In 2004, she visited the United Kingdom on the first Banipal Live UK tour. Between 2010 and 2011, she was appointed as a fellow in Nantes Institute for Advanced Study Foundation. In fall 2013, Barakat was appointed the first Arabic Scholar in Residence at the University of Texas at Austin Middle Eastern Studies Program. She was also recently visiting professor of Middle Eastern Studies at Dartmouth College and Artist in Residence at the Institute for Advanced Study at Central European University.

=== Personal life ===
She married the poet Mohammad El Abdallah (Arabic: محمد العبدالله), whom she met in college. She acquired French nationality by naturalization on 24 March 1998.

== Works translated into English ==
- The Stone of Laughter, Interlink Books, New York, 1995, ISBN 9781566561976
- The Tiller of Waters, American University in Cairo Press, Cairo, 2001, ISBN 9789774246906
- Disciples of Passion, Syracuse University Press, Syracuse, 2005, ISBN 9780815608332
- Hoda Barakat's Sayyidi wa habibi: the authorized abridged edition for students of Arabic, Georgetown University Press, Washington DC, 2013, ISBN 9781626160026
- Voices of the Lost, Oneworld, London, 2021 ISBN 9781786077226

== Awards ==
Barakat's first work Hajar al-Dahik (The Stone of Laughter), which is the first Arabic work to have a gay man as its main character, won the Al-Naqid prize.
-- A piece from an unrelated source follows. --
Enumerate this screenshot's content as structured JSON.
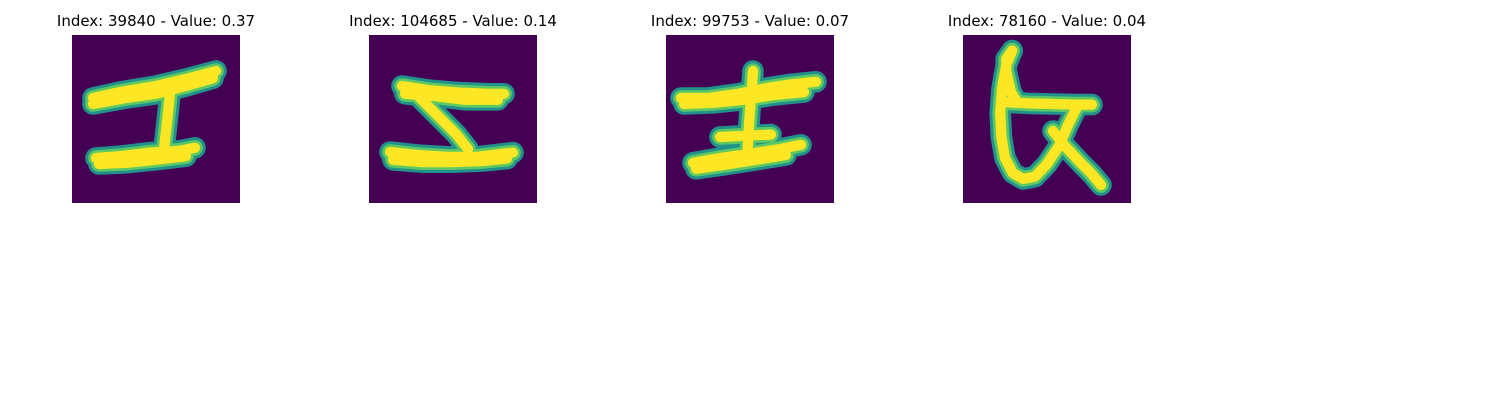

Her third novel, Harit al-miyah (The Tiller of Waters), won the 2001 Naguib Mahfouz Medal for Literature.

Her 2019 novel Bareed Al-Layl ("The Night Mail") won the 2019 International Prize for Arabic Fiction (IPAF); it was thereafter translated into English by Marilyn Booth and published in English under the title Voices of the Lost. Barakat is the second woman to have ever won the IPAF. She was previously longlisted for the IPAF in 2013, for her novel Malakoot hadhahi al-ard ("The Kingdom of This Earth").

She was decorated with the Chevalier de l'Ordre des Arts et des Lettres in 2002 and the Chevalier de l'Ordre national du Mérite in 2008.